Find another project on GitHub that interests you. Fork the project into your own GitHub account. Clone the project to download it to your own computer. Make a change to one of the files, commit the change, and then push it back up to GitHub. Verify that this really did only change the fork (copy) in your GitHub account, and didn’t cause any changes to the original project.

Notes

GitHub (and other Git hosting sites) are very clever with how they store data. Forking a project doesn’t consume any more disk space for them, and they allow you to have an unlimited number of public projects. You can fork as many repositories as you want - don’t feel limited :-)

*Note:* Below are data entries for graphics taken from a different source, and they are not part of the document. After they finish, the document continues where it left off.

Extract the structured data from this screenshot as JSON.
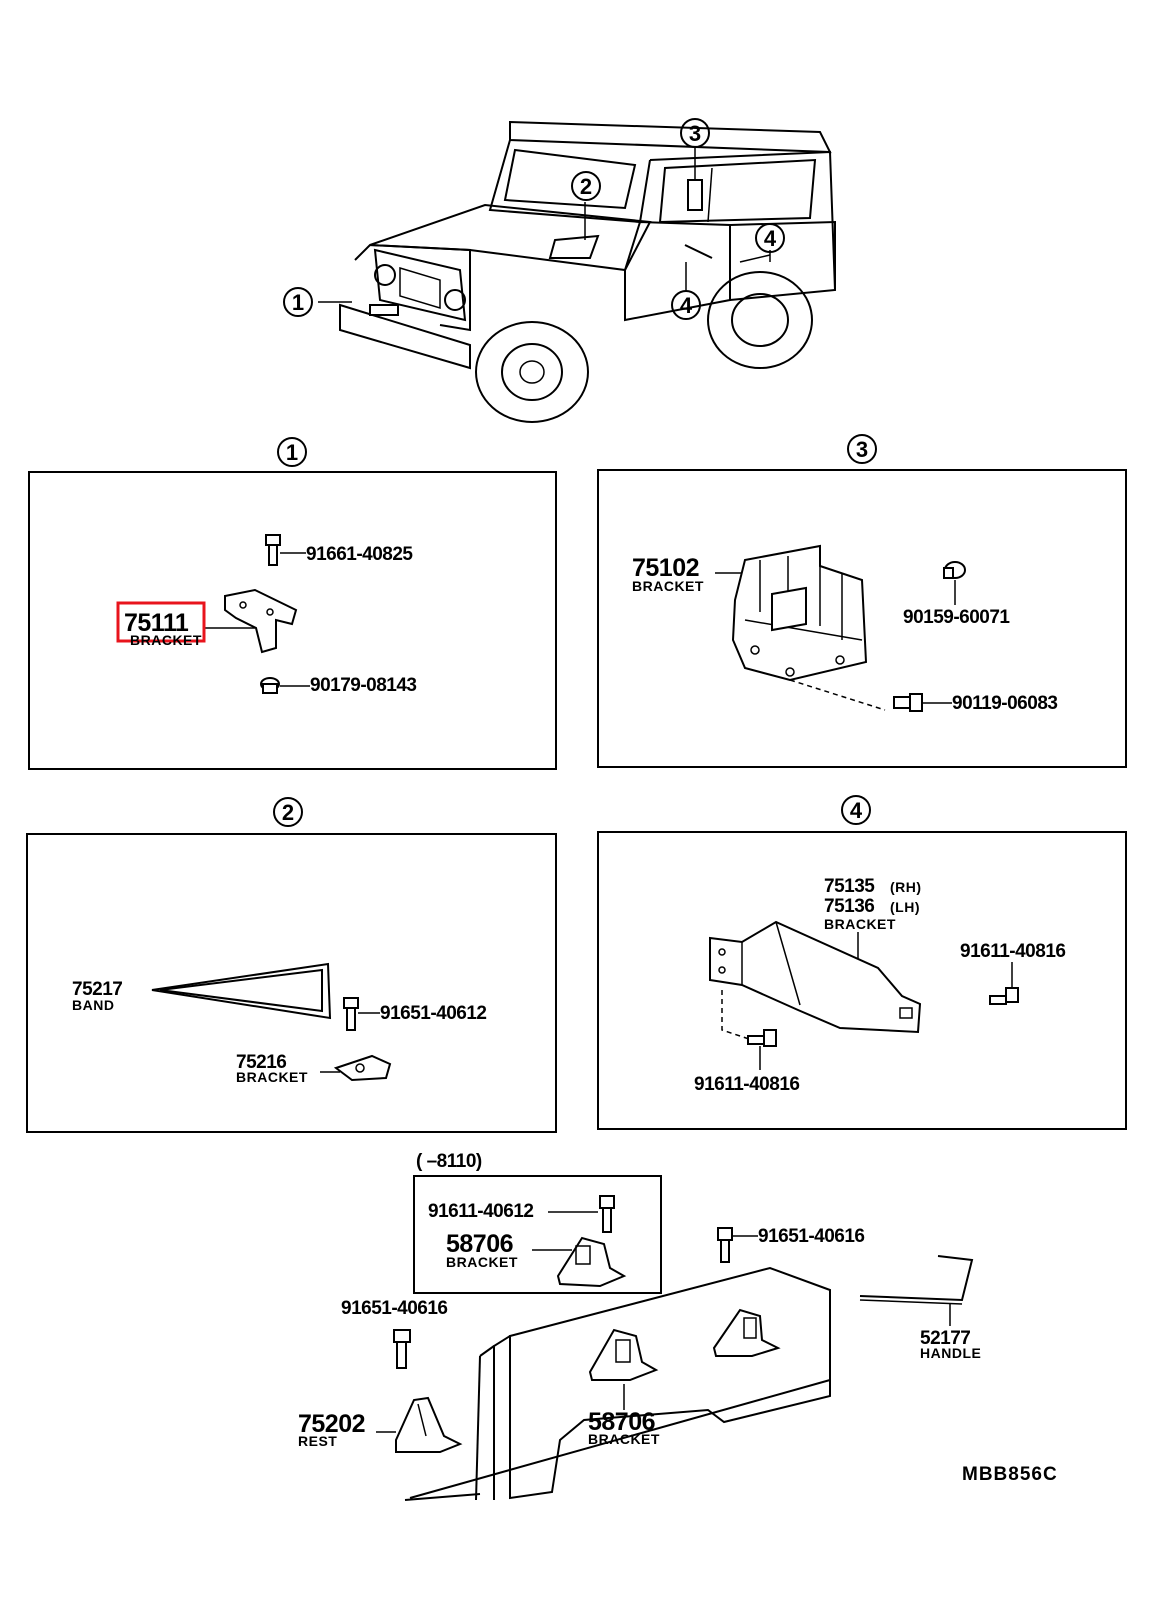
{
  "callouts": {
    "c1": "1",
    "c2": "2",
    "c3": "3",
    "c4": "4"
  },
  "vehicle": {
    "callout_1": "1",
    "callout_2": "2",
    "callout_3": "3",
    "callout_4a": "4",
    "callout_4b": "4"
  },
  "panel1": {
    "bolt_part": "91661-40825",
    "bracket_part": "75111",
    "bracket_label": "BRACKET",
    "nut_part": "90179-08143"
  },
  "panel3": {
    "bracket_part": "75102",
    "bracket_label": "BRACKET",
    "nut_part": "90159-60071",
    "bolt_part": "90119-06083"
  },
  "panel2": {
    "band_part": "75217",
    "band_label": "BAND",
    "bolt_part": "91651-40612",
    "bracket_part": "75216",
    "bracket_label": "BRACKET"
  },
  "panel4": {
    "bracket_part_rh": "75135",
    "rh_label": "(RH)",
    "bracket_part_lh": "75136",
    "lh_label": "(LH)",
    "bracket_label": "BRACKET",
    "bolt_part_right": "91611-40816",
    "bolt_part_bottom": "91611-40816"
  },
  "bottom": {
    "date_range": "(      –8110)",
    "inset_bolt_part": "91611-40612",
    "inset_bracket_part": "58706",
    "inset_bracket_label": "BRACKET",
    "bolt_part_right": "91651-40616",
    "handle_part": "52177",
    "handle_label": "HANDLE",
    "bolt_part_left": "91651-40616",
    "rest_part": "75202",
    "rest_label": "REST",
    "bracket_part": "58706",
    "bracket_label": "BRACKET",
    "diagram_code": "MBB856C"
  },
  "highlight_color": "#e8141c"
}
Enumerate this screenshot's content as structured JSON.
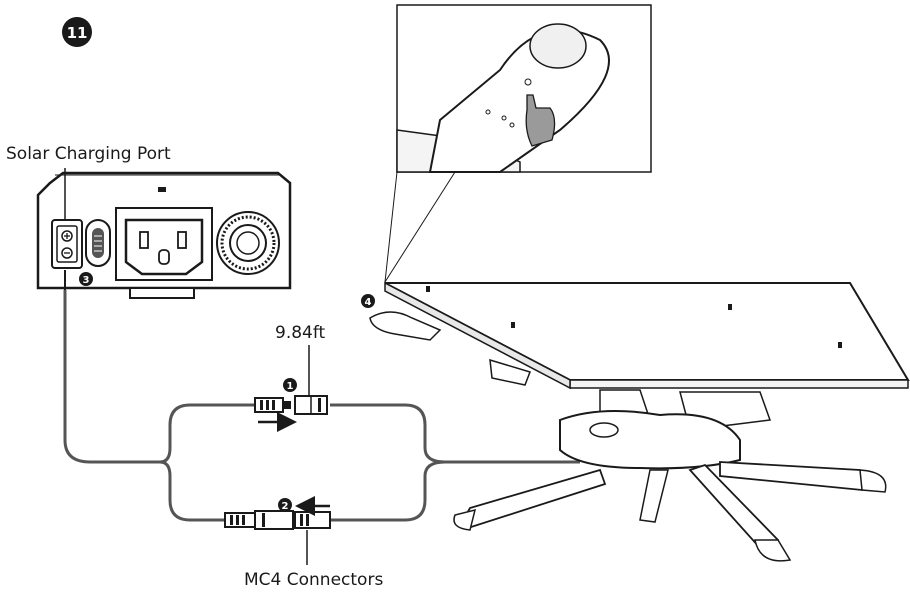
{
  "step": {
    "number": "11"
  },
  "labels": {
    "solar_port": "Solar Charging Port",
    "cable_length": "9.84ft",
    "connectors": "MC4 Connectors"
  },
  "callouts": [
    "1",
    "2",
    "3",
    "4"
  ],
  "colors": {
    "ink": "#1a1a1a",
    "cable": "#555555",
    "finger": "#9a9a9a",
    "panel": "#f4f4f4"
  }
}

By necessity, you are only able to fork a project because you can see it - i.e. it is public. It is considered poor manners to fork a project and then make that fork (your copy) private. It may also violate the license terms under which you make a copy. In general, forking is used as a mechanism for people to work together publicly.

If you want to collaborate privately, then you can set up an run a private Git server, and control access via controlling who has a user account on that server. Or, if you have a private GitHub repository, you can grant push access to that repository via the Settings. This will enable the people you specify to be able to push to your copy of the remote repository.